Arkhippos et Cylon se trouvaient à présent attablés aux phidities quotidiens pris en commun avec ces quinze mêmes camarades de la Pandion. Le seul qui vous soit connu est Phayllos. Le brouet noir qui les nourrissait traditionnellement entre deux entraînements avait été grandement amélioré. La pairie se composait, en effet, de riches aristocrates qui n’avaient aucun mal à fournir les denrées requises sous peine de déchéance : le vin, le fromage, l’orge, les figues et l’obole. Néanmoins, le serviteur le plus habile ne pouvait guère éprouver son génie culinaire dans un coin de la palestre, et ce repas donnait moins l’occasion d’agapes ou de festins que de rires, farces et plaisanteries douteuses comme les sociétés d’hommes savent seules en inventer. N’était-ce d’ailleurs pas justement la vocation des phidities que de tremper le caractère des citoyens et de renforcer leur cohésion pour en faire des guerriers en toutes circonstances ? Quelle que fût sa position sociale, nul n’était exempt et nul n’eût voulu s’en décharger, tout au contraire ! Atteindre l’âge de trente ans et se voir relevé des phidities représentait pour bien des hommes une épreuve cruelle à surmonter.

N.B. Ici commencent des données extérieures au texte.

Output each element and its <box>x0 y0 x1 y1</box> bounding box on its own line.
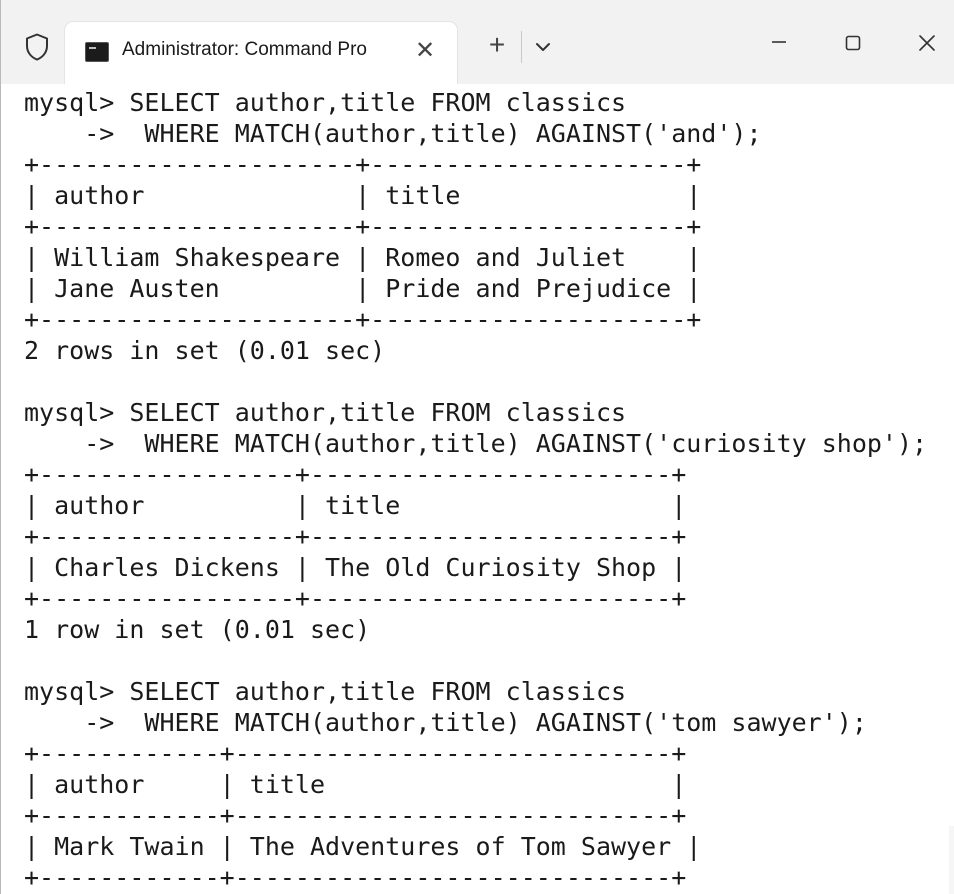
console-line: mysql> SELECT author,title FROM classics <box>24 398 627 427</box>
console-line: 1 row in set (0.01 sec) <box>24 615 371 644</box>
shield-icon[interactable] <box>25 33 49 61</box>
console-output[interactable]: mysql> SELECT author,title FROM classics… <box>1 84 954 894</box>
maximize-icon[interactable] <box>827 22 879 66</box>
console-line: -> WHERE MATCH(author,title) AGAINST('an… <box>24 119 762 148</box>
console-line: +------------+--------------------------… <box>24 863 687 892</box>
console-line: +---------------------+-----------------… <box>24 212 702 241</box>
tab-close-icon[interactable]: ✕ <box>407 31 443 71</box>
tab-command-prompt[interactable]: Administrator: Command Pro ✕ <box>65 22 457 84</box>
console-line: | author | title | <box>24 770 687 799</box>
console-line: | William Shakespeare | Romeo and Juliet… <box>24 243 702 272</box>
console-line: +-----------------+---------------------… <box>24 460 687 489</box>
console-line: +---------------------+-----------------… <box>24 305 702 334</box>
chevron-down-icon[interactable] <box>527 29 559 65</box>
console-line: +-----------------+---------------------… <box>24 522 687 551</box>
close-icon[interactable] <box>901 22 953 66</box>
console-line: mysql> SELECT author,title FROM classics <box>24 677 627 706</box>
tab-separator <box>521 31 522 63</box>
terminal-icon <box>85 42 109 62</box>
console-line: mysql> SELECT author,title FROM classics <box>24 88 627 117</box>
console-line: | author | title | <box>24 181 702 210</box>
new-tab-button[interactable]: + <box>477 25 517 65</box>
console-line: | Mark Twain | The Adventures of Tom Saw… <box>24 832 702 861</box>
scrollbar[interactable] <box>949 826 954 894</box>
minimize-icon[interactable] <box>753 22 805 66</box>
console-line: +---------------------+-----------------… <box>24 150 702 179</box>
console-line: +-----------------+---------------------… <box>24 584 687 613</box>
console-line: 2 rows in set (0.01 sec) <box>24 336 386 365</box>
console-line: | author | title | <box>24 491 687 520</box>
console-line: -> WHERE MATCH(author,title) AGAINST('cu… <box>24 429 928 458</box>
console-line: +------------+--------------------------… <box>24 801 687 830</box>
console-line: | Charles Dickens | The Old Curiosity Sh… <box>24 553 687 582</box>
tab-title: Administrator: Command Pro <box>122 39 367 60</box>
title-bar: Administrator: Command Pro ✕ + <box>1 0 954 84</box>
console-line: | Jane Austen | Pride and Prejudice | <box>24 274 702 303</box>
terminal-window: Administrator: Command Pro ✕ + mysql> SE… <box>0 0 954 894</box>
console-line: +------------+--------------------------… <box>24 739 687 768</box>
console-line: -> WHERE MATCH(author,title) AGAINST('to… <box>24 708 867 737</box>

Pour les deux amis, ce repas devenait pénible. Ils se considéraient plus que frères, et qu’une ombre ternît leur amitié leur causait un indicible malaise, une insurmontable impatience. Cette ombre avait un nom : Pythagore. Ne sachant ni l’un ni l’autre comment l’aborder, ils résolurent de n’en rien faire et de laisser le temps œuvrer à leur place. Ils montrèrent en cela bien de la maturité, car c’est le propre des jeunes gens que de ne pas supporter une contrariété sans y vouloir porter remède sur-le-champ. C’est ainsi qu’ils ne font souvent que l’enhardir, tant la précipitation est source d’erreur, d’excès et de fâcheuses initiatives. Toutefois, un mois ayant passé, l’acuité de leur colère s’était dissoute dans leur remembrance commune. Du malaise initial ne subsistait qu’une irritation plus bénigne. Chacun de leur côté, ils pensèrent pouvoir enfin l’aborder plus sereinement.


[1]. Roi d’Athènes mythique.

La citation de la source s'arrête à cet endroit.